If you have any further questions or suggestions, please do not hesitate to let us know.
Thank you very much,
Authors
Dear reviewers and AC,
We sincerely appreciate your valuable time and effort spent reviewing our manuscript.
As reviewers highlighted, we believe our paper provides a novel (kPwd,j5pf), efficitent (all reviewers) yet effective (kPwd, pwuf) framework for online adaptation of LLMs followed by a clear presentation (all reviewers).
We appreciate your constructive comments on our manuscript. In the attached pdf, we have run the following additional experiment to clarify the reviewer's comment:
- Memory efficiency and performance curve of RAG and MAC (combined with RAG), in Figure 1
- Comparison between RAG and MAC (combined with RAG), in Table 1
We strongly believe that MAC can be a useful addition to the NeurIPS community, in particular, due to the enhanced manuscript by reviewers’ comments helping us better deliver the effectiveness of our method.
Thank you very much!
Authors
This paper introduces a novel framework for efficient online adaptation of LLMs. The method uses feature extraction and memory augmentation to compress and store information from new documents in a memory bank, which can be retrieved when answering questions. The method employs amortization-based meta-learning, allowing for efficient modulation learning through a single forward pass without requiring gradient updates during testing.
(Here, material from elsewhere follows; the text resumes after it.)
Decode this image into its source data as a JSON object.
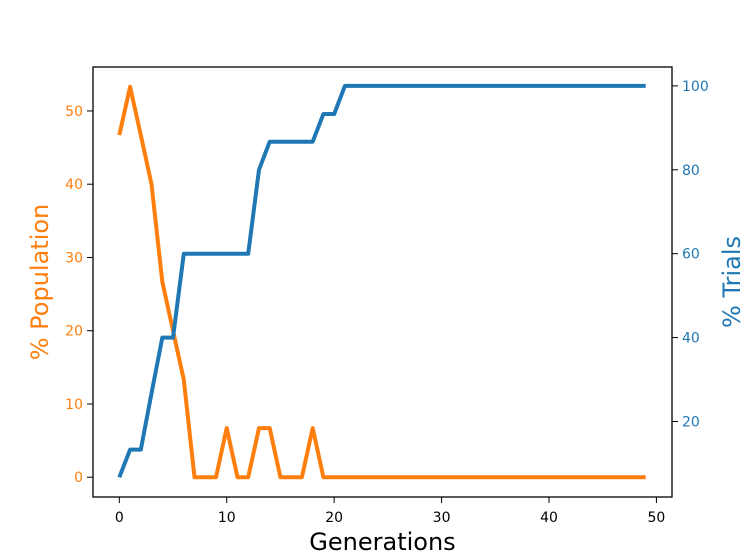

The reviewers generally agree that the proposed method presents a novel and efficient approach to online adaptation of LLMs. The method's ability to outperform baselines while maintaining memory efficiency is particularly noteworthy. The authors have addressed many of the reviewers' concerns in their rebuttal, such as clarifying the fairness of comparisons, providing additional experimental results, and explaining the impact of quantization on larger models.